Part 31

192 19 0
                                    

"You're lying.."

Semakin Aleya menyangkal hal itu, semakin Indra berusaha mengungkit tentang semua itu. Aleya membisu, dia berusaha menambal lubang kecil yang mulai timbul di dinding kesabarannya, dan jika Indra terus seperti ini, maka besar kemungkinan kemarahan yang sudah mulai terpancing itu akan meledak.

"Gue nggak bohong." Aleya berusaha mengontrol suaranya setenang mungkin.

"Tapi gue tau lo bohong.."

"Gue bilang, gue nggak bohong!" Dia bangkit dari kursi dan segera pergi meninggalkan meja itu.

Aleya menarik pintu dan keluar dari tempat itu karena merasa terlalu marah. Kepada siapa dia harus marah? Dia tidak tau! Haruskah dia marah kepada dirinya sendiri? Aleya terus berjalan cepat tanpa memperdulikan sekitarnya. Di mana dia akan berada nanti itu urusan belakangan, sekarang yang dia inginkan hanyalah pergi sejauh mungkin dari tempat ini.

Indra benar-benar keterlaluan, bagaimana dia bisa bicara seperti itu? Seharusnya walaupun dia tau kalau Aleya masih belum bisa lepas dari masa lalu, Indra tetap tidak sepatutnya mengungkit-ungkit semua itu secara blak-blakan di hadapan Aleya. Itu kasar.

Dan apa? Belum bisa move on? Iya, Aleya mengakui bahwa dia memang belum bisa move on. Dan bahkan tidak bisa! Kenapa rasanya sulit sekali untuk Aleya melupakan orang itu? Sebenarnya apa yang telah diperbuat Harris kepadanya? Bukankah mereka berdua bahkan tidak pernah berciuman? Jadi apa yang membuat Aleya begini? Kenapa Aleya seolah tidak bisa keluar dari lingkarang memori masa lalu? Kenapa? Oh god.. Kepalanya tiba-tiba terasa pusing.

Saat Aleya berjalan lumayan jauh dari tempat tadi, dia merasa tangannya di pegang oleh seseorang.

"Dara, gue minta maaf.." Aleya menoleh dan melihat orang itu adalah Indra.

"Lepasin gue." Aleya coba melepaskan pergelangan tangannya yang dipegang Indra.

"Gue minta maaf karena udah ngomongin itu. Please, maafin gue ya? Please Dara, gue nggak mau lo pulang sendirian. Please balik ke mobil gue ya?" Indra memohon sambil menggenggam tangan Aleya.

Aleya hanya diam.

"Please Dara, gue janji gue nggak akan mengungkit hal itu lagi. Gue pastikan lo nggak akan denger hal itu dari mulut gue. Gue janji."

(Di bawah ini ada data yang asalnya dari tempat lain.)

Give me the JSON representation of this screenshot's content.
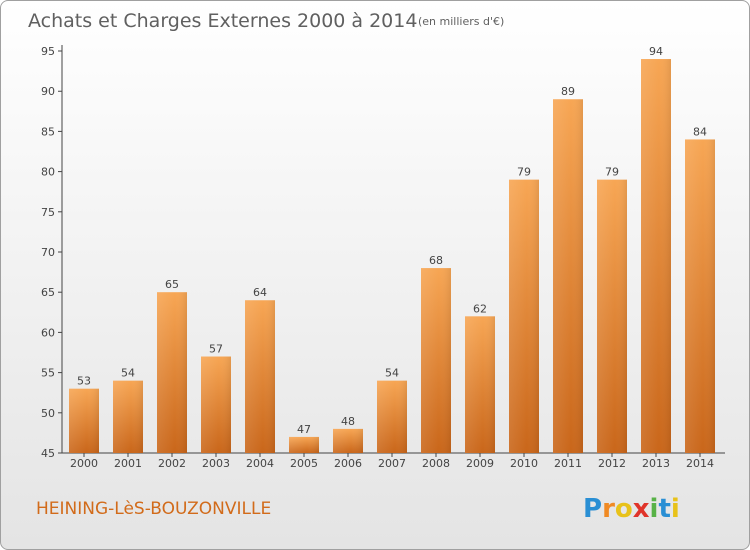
{
  "chart_data": {
    "type": "bar",
    "title": "Achats et Charges Externes 2000 à 2014",
    "subtitle": "(en milliers d'€)",
    "categories": [
      "2000",
      "2001",
      "2002",
      "2003",
      "2004",
      "2005",
      "2006",
      "2007",
      "2008",
      "2009",
      "2010",
      "2011",
      "2012",
      "2013",
      "2014"
    ],
    "values": [
      53,
      54,
      65,
      57,
      64,
      47,
      48,
      54,
      68,
      62,
      79,
      89,
      79,
      94,
      84
    ],
    "ylim": [
      45,
      97
    ],
    "yticks": [
      45,
      50,
      55,
      60,
      65,
      70,
      75,
      80,
      85,
      90,
      95
    ],
    "xlabel": "",
    "ylabel": "",
    "grid": false,
    "bar_color": "#ee8c2e"
  },
  "footer": {
    "commune": "HEINING-LèS-BOUZONVILLE",
    "logo_letters": [
      "P",
      "r",
      "o",
      "x",
      "i",
      "t",
      "i"
    ],
    "logo_colors": [
      "#2a8fd4",
      "#f08a24",
      "#e8c21a",
      "#e0342a",
      "#58b247",
      "#2a8fd4",
      "#e8c21a"
    ]
  }
}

Kemarahannya ingin agar Aleya menolak permohonan Indra, tapi Aleya tidak percaya kalau dia baru saja menganggukkan kepala.

Indra merasa lega. Dia tersenyum dan memimpin Aleya menuju mobilnya. Indra lalu membukakan pintu mobil agar Aleya bisa masuk ke dalam tanpa perlu kerepotan.

Suasana selama di perjalanan pulang sangatlah sepi dan juga sunyi. Indra sesekali menoleh ke kanan untuk melihat keadaan Aleya yang sedari tadi membisu. Aleya menyandarkan kepalanya di kaca mobil dan memandang ke luar jendela.

Melihat Aleya seperti itu, Indra serasa ingin memukul diri sendiri. Bego, bego, bego. Hanya karena kesal saat menyadari Aleya yang belum bisa melupakan orang itu, Indra malah dengan sangat bodoh mengucapkan kata-kata yang tidak berguna. Indra menyesal, dia sangat, sangat, sangat menyesal.

"Ra, besok ke kantor bareng gue ya?" Indra coba mengajak Aleya untuk berbicara.

Dia tidak tau apa jawaban dan reaksi dari Aleya. Kemungkinan besar Aleya akan menolak ajakan Indra. Tentu, tentu dia akan menolak.

Tapi Indra keliru dan salah. Dia tidak percaya dengan reaksi yang diberikan Aleya.

"Okay." Aleya mengangguk dan menoleh ke arah Indra sesaat lalu kembali menyandarkan kepalanya.

Walaupun hanya sepatah kata, tapi itu sudah mampu untuk membuat Indra merasa senang sekaligus lega.

Setelah itu mereka tidak berbicara lagi selama di perjalanan walaupun Indra sudah merasa lidahnya sangat gatal ingin mengajak Aleya bicara, tapi keinginan itu diurungkannya. Dia mengantup mulutnya rapat-rapat agar tidak ada kata-kata yang keluar dari mulutnya, dia tidak ingin merusak mood Aleya lagi.